BY SAM SPOKONY | School advocates are still reeling from the recent announcement that the city’s Department of Education plans to build only one new 456-seat school below Canal St. as part of its five-year capital budget.
Many, including Assembly Speaker Sheldon Silver, believed that two schools of that size would be coming to Community Board 1, which is set to face more overcrowding as residential neighborhoods like the Financial District and Battery Park City continue to grow at faster rates than most others throughout the city.
“I was disappointed to learn that only one new school is planned,” Silver said at the Dec. 3 meeting of his School Overcrowding Task Force. “I’m asking D.O.E. to have at least 1,000 seats in C.B. 1 by the time the plan is finalized [next June].”
Michael Mirisola, a representative of D.O.E.’s School Construction Authority, had made the announcement at a District 2 Community Education Council meeting last month. He explained that the other new school listed in the capital plan — the one that was originally thought to be below Canal St. — will actually be located in Hudson Square, as part of Trinity Real Estate’s development just north of the street.
Trinity’s school is planned to be located at the base of a residential tower that will be built on Duarte Square, on the north side of Canal St. at Sixth Ave., according to past presentations by the developer.
Even if the school ends up on Canal St., it may provide little comfort to the Lower Manhattan school advocates, who have often voiced concerns about children crossing the five-lane roadway which feeds the Holland Tunnel.
Eric Greenleaf, a Downtown school advocate who has been closely analyzing school overcrowding for years, said in an interview that he was skeptical that the Hudson Square school would be able to offer many or any seats to Tribecans because of all the planned development to the north.

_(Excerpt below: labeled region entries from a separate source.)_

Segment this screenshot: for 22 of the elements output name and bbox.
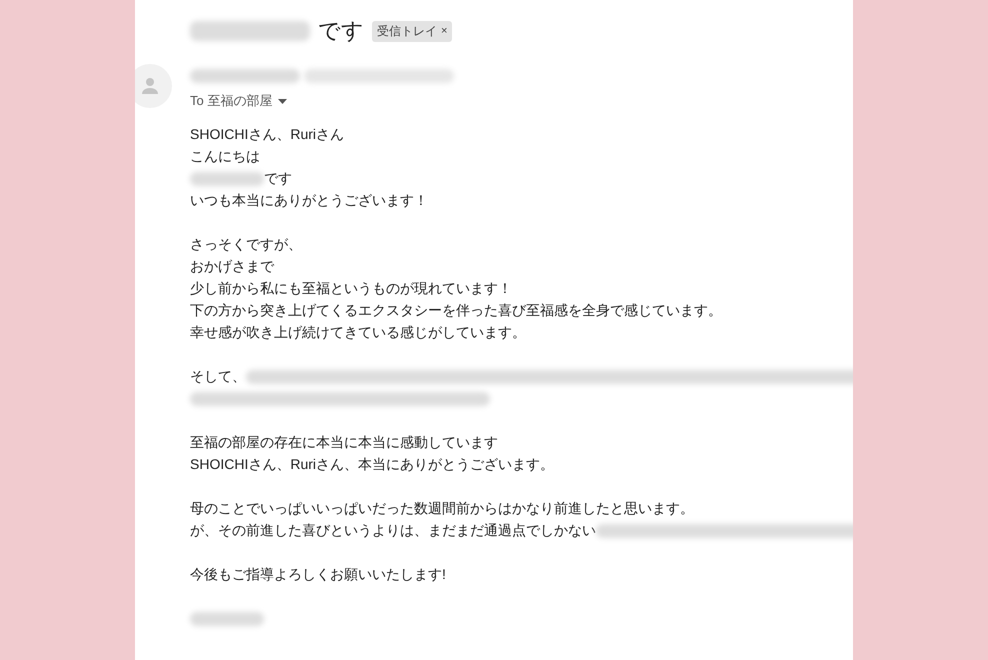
label-chip[interactable]: 受信トレイ × (372, 20, 452, 42)
text-line: そして、 (190, 368, 246, 386)
text-line: 至福の部屋の存在に本当に本当に感動しています (190, 434, 498, 452)
label-text: 受信トレイ (377, 22, 437, 40)
text-line: です (318, 17, 364, 45)
text-line: こんにちは (190, 148, 260, 166)
text-line: です (264, 170, 292, 188)
text-line: 幸せ感が吹き上げ続けてきている感じがしています。 (190, 324, 526, 342)
avatar-icon (135, 64, 172, 108)
remove-label-button[interactable]: × (441, 25, 448, 37)
text-line: いつも本当にありがとうございます！ (190, 192, 428, 210)
caret-icon[interactable] (278, 98, 288, 104)
text-line: さっそくですが、 (190, 236, 302, 254)
text-line: 母のことでいっぱいいっぱいだった数週間前からはかなり前進したと思います。 (190, 500, 694, 518)
text-line: SHOICHIさん、Ruriさん、本当にありがとうございます。 (190, 456, 554, 474)
text-line: 下の方から突き上げてくるエクスタシーを伴った喜び至福感を全身で感じています。 (190, 302, 722, 320)
text-line: おかげさまで (190, 258, 274, 276)
recipient-text: To 至福の部屋 (190, 92, 272, 110)
text-line: 今後もご指導よろしくお願いいたします! (190, 566, 446, 584)
text-line: が、その前進した喜びというよりは、まだまだ通過点でしかない (190, 522, 596, 540)
text-line: 少し前から私にも至福というものが現れています！ (190, 280, 512, 298)
text-line: SHOICHIさん、Ruriさん (190, 126, 344, 144)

In addition, at the Dec. 3 task force meeting, he pointed out that both birth rate statistics and publicly available U.S. Census data — which show that the neighborhoods below Canal St. collectively grew by around 77 percent from 2000 to 2010, higher than any other part of the city — fly in the face of the city’s plans.
“We could let a smart eight-year-old look up census data, and they would probably do a better job of dealing with it than the D.O.E. has,” Greenleaf said at the meeting.
A report released by C.B. 1 in March showed that, from 2000 to 2010, the Financial District saw a 242 percent increase in children aged 0-4, and a 158 percent increase in those aged 5-9. Over the same period, Battery Park City saw a 149 percent increase in children aged 0-4, and a 75 percent increase in those aged 5-9.
“This is simply the wrong message to be sending to these fast-growing residential communities,” C.B. 1 Chairperson Catherine McVay Hughes said of D.O.E.’s plans. She and others have stressed that a lack of new schools could soon have the effect of forcing young families out of those neighborhoods, or preventing others from moving in.
Now that the bad news has been broken, the primary strategy for many school advocates involves pressuring D.O.E. to amend its capital plan to include at least several hundred more seats for the school to be sited below Canal St.
Paul Hovitz, co-chairperson of C.B. 1’s Youth and Education Committee, has pointed to the fact that a similar situation took place during D.O.E.’s planning for the new Peck Slip school, which is now scheduled to move to its new building in 2015. In that case, a plan that originally called for 456 seats at the site was later changed to include 712 seats.
“As we did with Peck Slip, we are hoping beyond hope that these new seats will be increased to over 700,” Hovitz said.
It seems as though at least one person at D.O.E. has already acknowledged that that may be a very possible outcome.
In an interview last week, Hovitz said that he has had multiple conversations with a D.O.E official who told him that, when looking for a site for the new C.B. 1 school, it would be “prudent” to find a site that could hold not only 456 seats but several hundred more.
Mirisola was also present at Silver’s task force meeting. When asked about D.O.E.’s timeframe for locating the new school, he said he wasn’t sure, but added that the process would not start until after the capital plan is approved next June, which would mean the incoming de Blasio administration will have the final say on the plan.
“So then we won’t even have a chance to incubate that new school before next September,” said Hovitz.